Selama ini nasib ke-12 orang asal Afghanistan ini ditangani oleh Badan Urusan Pengungsi Perserikatan Bangsa Bangsa atau United Nations High Commissioner for Refugees (UNHCR), sebagaimana para pencari suaka lainnya yang berada di Indonesia.
Namun pada tanggal 31 Januari 2019 lalu, UNHCR mengirimkan surat ke Rudenim Manado yang memberitahukan bahwa UNHCR menutup kasus mereka dan angkat tangan terhadap nasib mereka.
Selain UNHCR, International Organization for Migration (IOM), sebuah lembaga nirlaba yang memberi bantuan kebutuhan dan fasilitas kepada mereka juga mengambil kebijakan memutus bantuan.
“Dengan keputusan UNHCR itu, otomatis status mereka menjadi immigratoir, dan dibawah penanganan Rudenim Manado,” ujar Kepala Rudenim Manado Arthur Mawikere, Senin (11/22019), seperti dilansir dari Zonautara.com.
Karena berada dibawah penanganan Rudenim Manado, para pencari suaka ini diberlakukan sama seperti pelanggar keimigrasian lainnya yang ditahan di Rudenim Manado.
Kebijakan itu ditentang oleh para immigratoir asal Afghanistan dengan aksi mogok makan dan peristiwa bakar diri. Aksi mogok makan telah mereka lakukan sejak 1 Februari begitu informasi surat dari UNHCR mereka terima.
Sementara aksi bakar diri dilakukan pada Rabu (6/2) saat Rudenim didatangi aparat kepolisian yang dimintai bantuan untuk mengamankan situasi.
Zahra (22), yang ditemui di RS Advent Teling saat sedang menjaga keluarganya yang dirawat, menjelaskan bahwa aksi yang mereka lakukan sebagai upaya memperjuangkan hak status mereka menjadi pengungsi.
“Kami diperlakukan layaknya pelaku kriminal. Selama ini kami tidak dikurung dalam sel, tetapi mengapa sekarang dikurung. Yang bakar diri itu melakukan aksi bela diri, bukan bagian dari protes,” ungkap Zahra.
Zahra juga menjelaskan bahwa sebenarnya mereka meminta pihak Rudenim Manado tidak memberikan mereka makanan jadi, tetapi dalam bentuk bahan makanan yang akan diolah.
“Karena ada diantara kami yang tidak cocok dengan makanan yang disediakan,” ujar Zahra.
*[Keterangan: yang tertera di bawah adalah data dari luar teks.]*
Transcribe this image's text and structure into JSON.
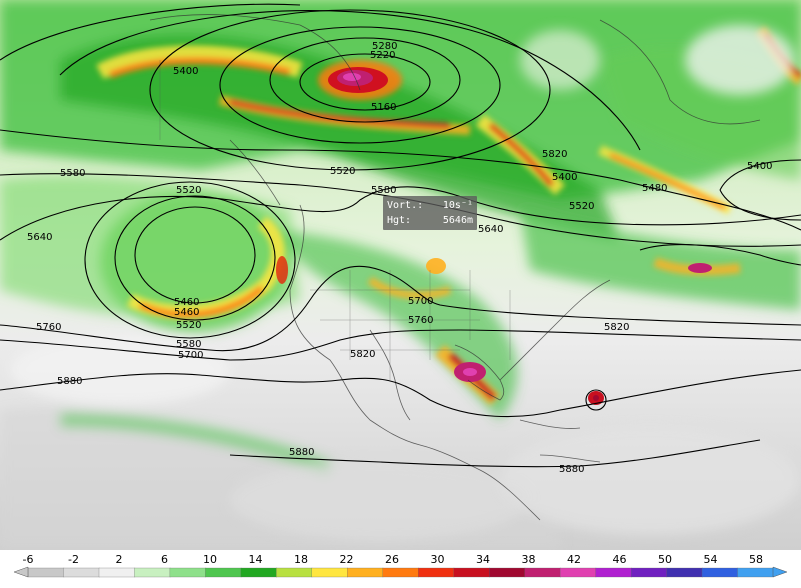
{
  "map": {
    "contour_labels": [
      "5400",
      "5280",
      "5220",
      "5160",
      "5580",
      "5520",
      "5640",
      "5460",
      "5460",
      "5520",
      "5580",
      "5700",
      "5760",
      "5820",
      "5820",
      "5880",
      "5880",
      "5880",
      "5580",
      "5640",
      "5700",
      "5760",
      "5520",
      "5400",
      "5480",
      "5520",
      "5820",
      "5400"
    ],
    "readout": {
      "vort_label": "Vort.:",
      "vort_value": "10s⁻¹",
      "hgt_label": "Hgt:",
      "hgt_value": "5646m"
    }
  },
  "colorbar": {
    "ticks": [
      "-6",
      "-2",
      "2",
      "6",
      "10",
      "14",
      "18",
      "22",
      "26",
      "30",
      "34",
      "38",
      "42",
      "46",
      "50",
      "54",
      "58"
    ],
    "colors": [
      "#c8c8c8",
      "#dcdcdc",
      "#f0f0f0",
      "#c8f0c0",
      "#8ee08a",
      "#4fc64f",
      "#22a822",
      "#b8e040",
      "#ffe640",
      "#ffb020",
      "#ff7a10",
      "#f03010",
      "#c81020",
      "#a00830",
      "#c02070",
      "#e040b0",
      "#b020d0",
      "#7020c0",
      "#4030b0",
      "#3060e0",
      "#40a0f0"
    ]
  }
}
Pihak Rudenim sendiri beralasan, bahwa apa yang dilakukan termasuk pemberian makanan telah sesuai dengan prosedur yang ada di Rudenim.
“Makanan itu disediakan oleh pihak ketiga yang telah melalui proses seleksi. Aturannya memang begitu,” jelas Mawikere.
Terkait kebijakan mengurung para immigratoir ini di sel, menurut Mawikere karena status mereka kini menjadi pelanggar keimigrasian yang tidak mempunyai dokumen.
“Kan statusnya sekarang adalah immigratoir, pelanggar keimigrasian yang sesuai dengan ketentuan mereka harus diberlakukan begitu,” tandas Mawikere.